To make matters a little more complicated, Black Demon's henchmen have slowly closed in on the Lady Hermit and are concocting their own version of a protection money racket - led by someone claiming to be the heroine (just with a lot more beard) to flush the original out. So the rest of the film's plot should be more or less obvious.

If someone could explain the reason for the bizarre differences in quality and style of the films of The Lady Hermit's director Meng Hua Ho to me, it would be very much appreciated. How it is possible that the man responsible for The Oily Maniac and Mighty Peking Man was just a few years earlier making an excellent wuxia like this is beyond me. Who knew how good he was in making the best of location shots? Or making real neat looking action scenes?
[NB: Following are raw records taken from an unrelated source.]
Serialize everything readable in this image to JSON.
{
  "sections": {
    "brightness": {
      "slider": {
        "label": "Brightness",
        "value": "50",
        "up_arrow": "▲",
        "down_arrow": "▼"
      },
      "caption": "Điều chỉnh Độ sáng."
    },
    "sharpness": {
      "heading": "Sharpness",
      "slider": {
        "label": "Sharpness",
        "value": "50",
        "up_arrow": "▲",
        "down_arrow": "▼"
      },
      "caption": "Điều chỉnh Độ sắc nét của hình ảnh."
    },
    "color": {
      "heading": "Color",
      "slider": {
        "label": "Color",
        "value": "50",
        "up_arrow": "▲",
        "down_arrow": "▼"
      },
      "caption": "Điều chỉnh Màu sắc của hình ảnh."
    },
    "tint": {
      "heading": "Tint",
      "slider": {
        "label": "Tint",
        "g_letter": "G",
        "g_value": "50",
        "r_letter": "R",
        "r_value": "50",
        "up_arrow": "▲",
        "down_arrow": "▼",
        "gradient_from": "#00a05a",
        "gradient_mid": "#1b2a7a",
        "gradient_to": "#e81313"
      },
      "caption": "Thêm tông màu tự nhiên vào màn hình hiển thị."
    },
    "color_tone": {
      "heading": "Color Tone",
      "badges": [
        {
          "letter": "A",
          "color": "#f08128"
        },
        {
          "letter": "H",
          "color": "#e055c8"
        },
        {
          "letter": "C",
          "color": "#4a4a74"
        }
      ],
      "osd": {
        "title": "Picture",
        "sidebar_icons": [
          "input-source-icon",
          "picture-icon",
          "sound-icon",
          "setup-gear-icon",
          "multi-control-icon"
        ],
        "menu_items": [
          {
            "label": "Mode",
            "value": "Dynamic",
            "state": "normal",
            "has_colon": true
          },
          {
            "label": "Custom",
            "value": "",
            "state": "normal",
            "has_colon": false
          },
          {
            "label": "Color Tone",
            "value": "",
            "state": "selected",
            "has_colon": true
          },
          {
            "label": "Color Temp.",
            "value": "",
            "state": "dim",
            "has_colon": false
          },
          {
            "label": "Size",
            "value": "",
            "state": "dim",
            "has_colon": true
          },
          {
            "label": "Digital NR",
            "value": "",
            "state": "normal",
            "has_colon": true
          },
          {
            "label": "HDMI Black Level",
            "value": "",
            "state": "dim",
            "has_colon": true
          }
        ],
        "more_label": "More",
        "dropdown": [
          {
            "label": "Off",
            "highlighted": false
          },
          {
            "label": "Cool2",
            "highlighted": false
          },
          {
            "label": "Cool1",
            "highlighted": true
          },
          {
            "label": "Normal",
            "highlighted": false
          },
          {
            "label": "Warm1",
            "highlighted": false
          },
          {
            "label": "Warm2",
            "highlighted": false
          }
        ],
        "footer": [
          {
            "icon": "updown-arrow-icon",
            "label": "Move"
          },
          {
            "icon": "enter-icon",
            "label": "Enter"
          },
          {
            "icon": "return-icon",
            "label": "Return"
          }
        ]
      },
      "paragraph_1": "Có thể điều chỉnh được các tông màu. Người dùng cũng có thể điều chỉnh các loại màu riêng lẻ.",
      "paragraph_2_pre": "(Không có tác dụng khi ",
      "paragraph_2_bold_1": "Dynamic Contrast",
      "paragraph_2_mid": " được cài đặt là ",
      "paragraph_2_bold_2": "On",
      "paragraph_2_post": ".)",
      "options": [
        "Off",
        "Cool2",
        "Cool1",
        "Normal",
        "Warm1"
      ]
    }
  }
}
Of course, The Lady Hermit is a very formulaic film, but that's one of the reason we call movies like it "genre movies". The question in a case like this is: how well does a film use the formulae of his genre and (if the genre is already getting decadent one way or the other) how does it twist them? The former does not seem to have been a problem for Meng Hua Ho at all - the movie contains everything one expects of a non-mad wuxia, realized in as dynamic and exciting ways as possible. The fights are as well choreographed as they are bloody, which is no surprise in a Shaw Brothers film, of course, but also show a fine sense for action set pieces like a fight on a suspension bridge (including really bad model effects - always a plus) that some people in Hollywood would go on to steal a few years later for that film with the permanently screeching woman, or, as we call it, the Anti-Lady-Hermit.

The twist in the genre formula is the consequent way in which the film substitutes typical male roles with female characters and vice versa - not completely atypical for the wuxia, but seldom played this straight and unflinching. Also, Lo Lieh as Damsel With A Sword In Distress really is something.

And speaking of "really being something", there are our heroines. Cheng Pei Pei was a much more accomplished actress at this point in her career than in her earliest years (and keep in mind she was only 25 when this film was made) and this is surely one of her best performances. Where many wuxia heroes tend to be rather bland, she projects a rare mixture of determination, competence, fragility and humor combined with the ability to kill people with tea cups.

Shih Szu, only 16 here, mostly lives off youthful charm, but what could be a problem in other roles becomes a believable part of her character here.

All in all, there's no reason to miss this, unless you're on of those people who are categorically against watching really good films.